Sheehy on Hillary Clinton’s marriage to a Pygmalion
By Leah Garchik
San Francisco Chronicle
September 21, 2014
Just after probable presidential candidate Hillary Rodham Clinton, accompanied by her husband, Bill Clinton, appeared together in Iowa, I talked with Gail Sheehy, whose new memoir is “Daring: My Passages.” Sheehy has earned a reputation as a world-famous journalist and writer of best-selling books, including “Passages.” But like Hillary Clinton, about whom she has written extensively, her professional achievements are intertwined with those of her late husband and mate, noted editor Clay Felker. Much of Sheehy’s personal success was achieved with Felker at her side, and, often, in the editor’s chair.

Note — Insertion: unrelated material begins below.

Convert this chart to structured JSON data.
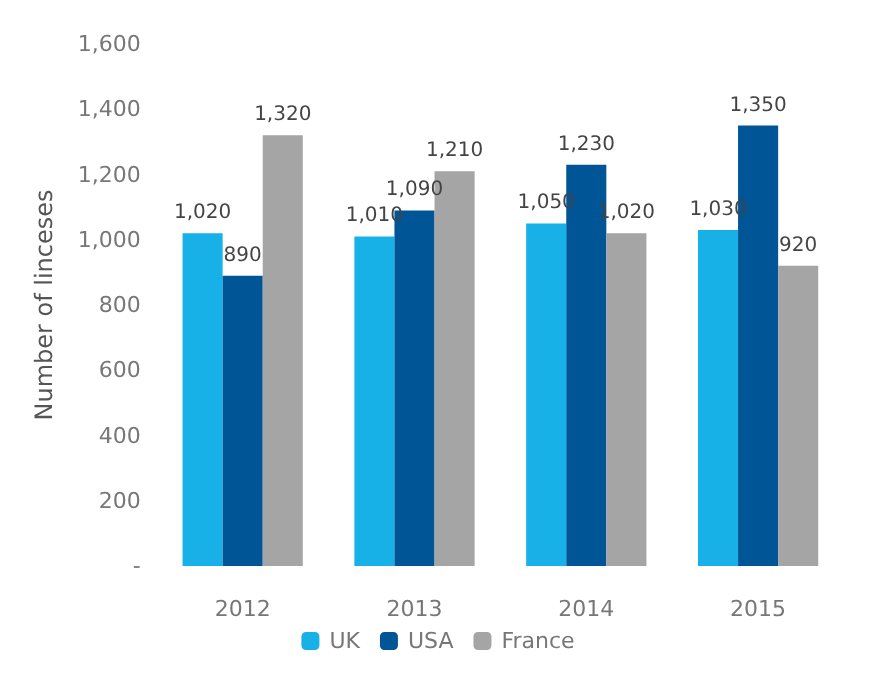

A day or so after the Clinton trip to Iowa, Sheehy — who lived here with Felker when he founded the Felker Magazine Course at the UC Berkeley Graduate School of Journalism — talked about Hillary and Bill and Gail and Clay. “The big parallel here,” said Sheehy, “is that Bill Clinton was Hillary’s Pygmalion, if you will, and Clay was my Pygmalion.” Clinton “was the star boy … the front-runner in their lives for 25 years or more, until Hillary struck out on her own in her early 50s. Even as the Senate was deciding on whether to impeach or fire Bill Clinton, Hillary Clinton was planning her next life. It was really a stunning counterpoint.”
Eventually, said Sheehy, “there was a role reversal, a partial role reversal, I should say, as Clinton retired from the presidency, and, to be sure, started an incredibly vital and global new career.” Post-presidency, “it’s Hillary who has been the major story in the Clinton saga … and still is, except that we do see Bill Clinton muscling in on her when she’s onstage.” In Iowa, said Sheehy, “the hilarious part is that he was supposed to go at the end, but he went at the beginning and then he went at the end. … He loves being onstage.”

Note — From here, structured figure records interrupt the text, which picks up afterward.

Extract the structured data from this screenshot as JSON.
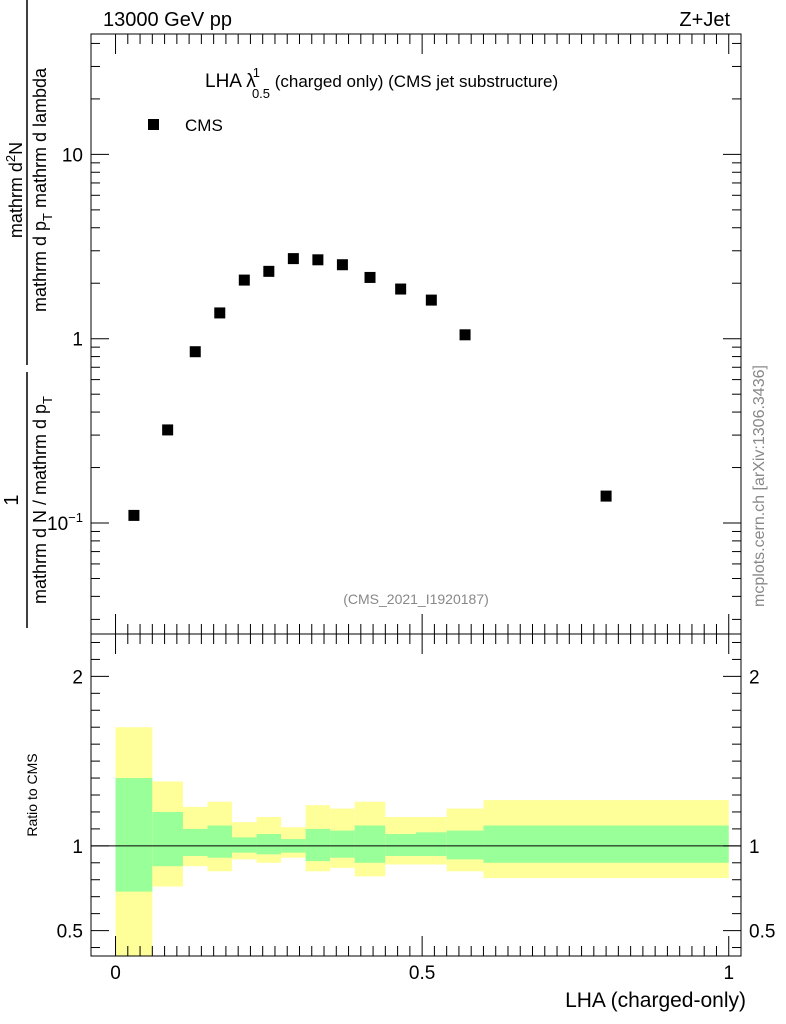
{
  "header": {
    "energy": "13000 GeV pp",
    "process": "Z+Jet"
  },
  "title": {
    "prefix": "LHA ",
    "lambda": "λ",
    "superscript": "1",
    "subscript": "0.5",
    "suffix": " (charged only) (CMS jet substructure)"
  },
  "analysis_id": "(CMS_2021_I1920187)",
  "side_label": "mcplots.cern.ch [arXiv:1306.3436]",
  "ylabel_main": {
    "one": "1",
    "denominator_a": "mathrm d N / mathrm d p",
    "denominator_sub": "T",
    "numerator_a": "mathrm d",
    "numerator_sup": "2",
    "numerator_b": "N",
    "fraction_mid": "mathrm d p",
    "fraction_sub": "T",
    "fraction_tail": " mathrm d lambda"
  },
  "ylabel_ratio": "Ratio to CMS",
  "xlabel": "LHA (charged-only)",
  "colors": {
    "band_outer": "#ffff99",
    "band_inner": "#99ff99",
    "marker": "#000000"
  },
  "chart_data": {
    "type": "scatter",
    "title": "LHA λ^1_0.5 (charged only) (CMS jet substructure)",
    "xlabel": "LHA (charged-only)",
    "ylabel": "1/(dN/dpT) d²N/(dpT dλ)",
    "x_range": [
      -0.04,
      1.02
    ],
    "main": {
      "yscale": "log",
      "ylim": [
        0.025,
        45
      ],
      "y_ticks": [
        {
          "value": 0.1,
          "base": "10",
          "exp": "−1"
        },
        {
          "value": 1,
          "label": "1"
        },
        {
          "value": 10,
          "label": "10"
        }
      ],
      "legend": "top-left",
      "series": [
        {
          "name": "CMS",
          "x": [
            0.03,
            0.085,
            0.13,
            0.17,
            0.21,
            0.25,
            0.29,
            0.33,
            0.37,
            0.415,
            0.465,
            0.515,
            0.57,
            0.8
          ],
          "y": [
            0.11,
            0.32,
            0.85,
            1.38,
            2.08,
            2.32,
            2.72,
            2.68,
            2.52,
            2.15,
            1.86,
            1.62,
            1.05,
            0.14
          ]
        }
      ]
    },
    "ratio": {
      "ylabel": "Ratio to CMS",
      "ylim": [
        0.35,
        2.25
      ],
      "y_ticks": [
        {
          "value": 0.5,
          "label": "0.5"
        },
        {
          "value": 1,
          "label": "1"
        },
        {
          "value": 2,
          "label": "2"
        }
      ],
      "x_ticks": [
        {
          "value": 0,
          "label": "0"
        },
        {
          "value": 0.5,
          "label": "0.5"
        },
        {
          "value": 1,
          "label": "1"
        }
      ],
      "bins": [
        {
          "lo": 0.0,
          "hi": 0.06,
          "inner": [
            0.73,
            1.4
          ],
          "outer": [
            0.35,
            1.7
          ]
        },
        {
          "lo": 0.06,
          "hi": 0.11,
          "inner": [
            0.88,
            1.2
          ],
          "outer": [
            0.76,
            1.38
          ]
        },
        {
          "lo": 0.11,
          "hi": 0.15,
          "inner": [
            0.94,
            1.1
          ],
          "outer": [
            0.88,
            1.23
          ]
        },
        {
          "lo": 0.15,
          "hi": 0.19,
          "inner": [
            0.93,
            1.12
          ],
          "outer": [
            0.85,
            1.26
          ]
        },
        {
          "lo": 0.19,
          "hi": 0.23,
          "inner": [
            0.96,
            1.05
          ],
          "outer": [
            0.92,
            1.14
          ]
        },
        {
          "lo": 0.23,
          "hi": 0.27,
          "inner": [
            0.95,
            1.07
          ],
          "outer": [
            0.9,
            1.17
          ]
        },
        {
          "lo": 0.27,
          "hi": 0.31,
          "inner": [
            0.96,
            1.04
          ],
          "outer": [
            0.93,
            1.11
          ]
        },
        {
          "lo": 0.31,
          "hi": 0.35,
          "inner": [
            0.91,
            1.1
          ],
          "outer": [
            0.85,
            1.24
          ]
        },
        {
          "lo": 0.35,
          "hi": 0.39,
          "inner": [
            0.93,
            1.09
          ],
          "outer": [
            0.87,
            1.22
          ]
        },
        {
          "lo": 0.39,
          "hi": 0.44,
          "inner": [
            0.9,
            1.12
          ],
          "outer": [
            0.82,
            1.26
          ]
        },
        {
          "lo": 0.44,
          "hi": 0.49,
          "inner": [
            0.94,
            1.07
          ],
          "outer": [
            0.89,
            1.17
          ]
        },
        {
          "lo": 0.49,
          "hi": 0.54,
          "inner": [
            0.94,
            1.08
          ],
          "outer": [
            0.89,
            1.17
          ]
        },
        {
          "lo": 0.54,
          "hi": 0.6,
          "inner": [
            0.92,
            1.09
          ],
          "outer": [
            0.85,
            1.22
          ]
        },
        {
          "lo": 0.6,
          "hi": 1.0,
          "inner": [
            0.9,
            1.12
          ],
          "outer": [
            0.81,
            1.27
          ]
        }
      ]
    }
  }
}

Felker was editor of a Sunday section of the New York Herald Tribune when young Sheehy was hired there. When that newspaper folded, he founded New York magazine, where she was “one of the few women writers who started there.” “He turned me loose on writing journalism by using the techniques of literary fiction, as we were all doing at New York magazine, calling it the new journalism. That was an incredible liberation from standard who-what-when-where-why reporting, and ultimately became mainstream for long-form journalism.”

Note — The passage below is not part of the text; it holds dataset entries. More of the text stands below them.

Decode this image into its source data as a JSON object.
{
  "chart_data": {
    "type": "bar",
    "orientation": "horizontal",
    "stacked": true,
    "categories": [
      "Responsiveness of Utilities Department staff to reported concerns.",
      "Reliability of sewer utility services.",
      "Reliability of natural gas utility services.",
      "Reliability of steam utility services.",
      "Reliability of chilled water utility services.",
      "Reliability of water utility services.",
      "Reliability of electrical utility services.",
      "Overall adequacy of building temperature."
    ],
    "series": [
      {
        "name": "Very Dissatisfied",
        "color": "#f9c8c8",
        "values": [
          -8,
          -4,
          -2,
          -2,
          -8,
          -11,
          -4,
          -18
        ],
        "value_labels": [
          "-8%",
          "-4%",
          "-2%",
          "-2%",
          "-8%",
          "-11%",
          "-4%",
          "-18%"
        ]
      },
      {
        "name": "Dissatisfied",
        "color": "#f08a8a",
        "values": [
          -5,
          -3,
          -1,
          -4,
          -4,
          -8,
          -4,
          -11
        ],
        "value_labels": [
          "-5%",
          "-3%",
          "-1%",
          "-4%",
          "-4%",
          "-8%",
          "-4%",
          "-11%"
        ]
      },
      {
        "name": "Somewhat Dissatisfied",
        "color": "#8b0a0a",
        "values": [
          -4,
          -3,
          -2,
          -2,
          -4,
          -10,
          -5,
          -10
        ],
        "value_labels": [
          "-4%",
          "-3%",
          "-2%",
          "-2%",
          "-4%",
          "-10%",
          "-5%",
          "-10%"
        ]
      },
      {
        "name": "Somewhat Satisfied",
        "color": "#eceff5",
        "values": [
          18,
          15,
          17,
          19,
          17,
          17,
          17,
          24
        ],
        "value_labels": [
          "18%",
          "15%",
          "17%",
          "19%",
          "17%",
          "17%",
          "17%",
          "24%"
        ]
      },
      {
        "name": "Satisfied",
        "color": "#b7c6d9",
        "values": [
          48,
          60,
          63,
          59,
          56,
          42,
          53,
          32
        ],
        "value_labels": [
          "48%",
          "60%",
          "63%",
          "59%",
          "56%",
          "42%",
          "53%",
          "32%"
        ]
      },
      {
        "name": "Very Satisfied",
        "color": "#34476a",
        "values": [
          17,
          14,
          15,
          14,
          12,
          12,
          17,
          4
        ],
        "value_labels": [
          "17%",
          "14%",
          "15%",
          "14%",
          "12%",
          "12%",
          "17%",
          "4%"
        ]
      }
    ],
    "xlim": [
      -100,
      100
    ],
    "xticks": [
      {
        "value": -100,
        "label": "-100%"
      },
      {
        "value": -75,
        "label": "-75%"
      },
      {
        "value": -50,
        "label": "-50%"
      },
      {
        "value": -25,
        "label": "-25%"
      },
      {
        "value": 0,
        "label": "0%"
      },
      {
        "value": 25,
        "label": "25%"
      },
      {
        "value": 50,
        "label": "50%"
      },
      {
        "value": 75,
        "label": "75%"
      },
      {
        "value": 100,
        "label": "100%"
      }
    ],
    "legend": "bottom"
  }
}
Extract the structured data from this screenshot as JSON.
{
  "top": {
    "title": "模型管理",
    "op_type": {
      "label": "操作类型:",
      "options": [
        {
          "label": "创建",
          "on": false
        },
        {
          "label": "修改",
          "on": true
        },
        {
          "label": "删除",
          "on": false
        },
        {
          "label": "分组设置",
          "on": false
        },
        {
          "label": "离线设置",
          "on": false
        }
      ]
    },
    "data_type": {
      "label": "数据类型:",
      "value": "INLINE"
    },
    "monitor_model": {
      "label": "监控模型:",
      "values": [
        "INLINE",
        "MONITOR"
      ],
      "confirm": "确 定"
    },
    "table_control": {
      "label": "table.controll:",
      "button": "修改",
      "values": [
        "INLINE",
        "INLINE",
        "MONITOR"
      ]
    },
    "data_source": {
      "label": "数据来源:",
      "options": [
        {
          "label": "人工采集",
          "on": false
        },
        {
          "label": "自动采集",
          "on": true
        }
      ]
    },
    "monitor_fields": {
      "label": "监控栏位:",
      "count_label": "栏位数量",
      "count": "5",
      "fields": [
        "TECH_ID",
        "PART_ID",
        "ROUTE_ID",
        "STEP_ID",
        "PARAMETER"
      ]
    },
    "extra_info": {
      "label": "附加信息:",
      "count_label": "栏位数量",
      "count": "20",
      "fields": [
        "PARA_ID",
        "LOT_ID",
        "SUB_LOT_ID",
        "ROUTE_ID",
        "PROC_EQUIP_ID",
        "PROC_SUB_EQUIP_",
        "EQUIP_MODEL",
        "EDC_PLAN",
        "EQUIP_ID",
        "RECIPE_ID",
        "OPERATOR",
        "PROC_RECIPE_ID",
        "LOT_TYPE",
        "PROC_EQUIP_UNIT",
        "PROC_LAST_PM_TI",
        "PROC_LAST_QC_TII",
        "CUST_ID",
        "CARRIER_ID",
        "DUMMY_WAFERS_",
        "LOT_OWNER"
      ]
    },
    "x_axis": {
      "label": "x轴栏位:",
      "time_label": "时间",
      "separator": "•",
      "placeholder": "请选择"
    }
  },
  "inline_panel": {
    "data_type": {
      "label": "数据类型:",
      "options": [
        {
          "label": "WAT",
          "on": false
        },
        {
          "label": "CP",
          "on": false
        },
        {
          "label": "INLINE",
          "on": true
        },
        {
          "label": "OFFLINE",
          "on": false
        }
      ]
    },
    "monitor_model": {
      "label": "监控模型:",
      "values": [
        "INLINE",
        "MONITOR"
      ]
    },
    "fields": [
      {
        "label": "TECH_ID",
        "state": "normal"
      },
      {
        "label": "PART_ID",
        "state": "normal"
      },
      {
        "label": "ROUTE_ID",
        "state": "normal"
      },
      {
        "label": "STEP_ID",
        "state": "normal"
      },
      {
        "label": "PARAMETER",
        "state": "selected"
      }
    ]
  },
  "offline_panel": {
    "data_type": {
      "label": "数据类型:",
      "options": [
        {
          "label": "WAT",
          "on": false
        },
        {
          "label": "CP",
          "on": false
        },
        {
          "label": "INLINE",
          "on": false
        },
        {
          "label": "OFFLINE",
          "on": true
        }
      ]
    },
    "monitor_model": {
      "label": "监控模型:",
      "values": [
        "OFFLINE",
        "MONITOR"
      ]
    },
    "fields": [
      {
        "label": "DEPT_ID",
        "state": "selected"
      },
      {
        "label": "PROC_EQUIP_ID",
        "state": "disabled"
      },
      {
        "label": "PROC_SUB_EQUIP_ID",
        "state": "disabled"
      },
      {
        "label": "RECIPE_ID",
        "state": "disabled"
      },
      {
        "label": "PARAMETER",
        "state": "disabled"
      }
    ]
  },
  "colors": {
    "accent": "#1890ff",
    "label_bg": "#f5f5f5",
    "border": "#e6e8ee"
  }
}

Sheehy recalls, “We had first a creative intimacy for, I don’t know, I suppose four or five years before we lived together, and there was always … a tremendous magnetism that outlasted all these back and forth and tempestuous blowups.” During the writing of “Passages,” Sheehy left Felker and suspended their relationship. “Once I moved out and I began to realize how much I loved him, he began to realize the same.” After the book was published, “I remember Clay coming to a talk I was doing just to see me. He couldn’t stay away and I couldn’t stay out of his arms, either. We lived together and married.”
Like the Clintons, said Sheehy, their relationship was “symbiotic. On so many levels, we were kind of joined at the hip. Even when we were separated, that connection refused to be disconnected.” Felker once told Sheehy, “I love you so much I could kill you.” And Hillary Clinton didn’t speak to Bill Clinton for 18 months after his White House dalliance became news. “But when she did, she called up from someplace in the Middle East to tell him he had to bomb Kosovo. And he did.”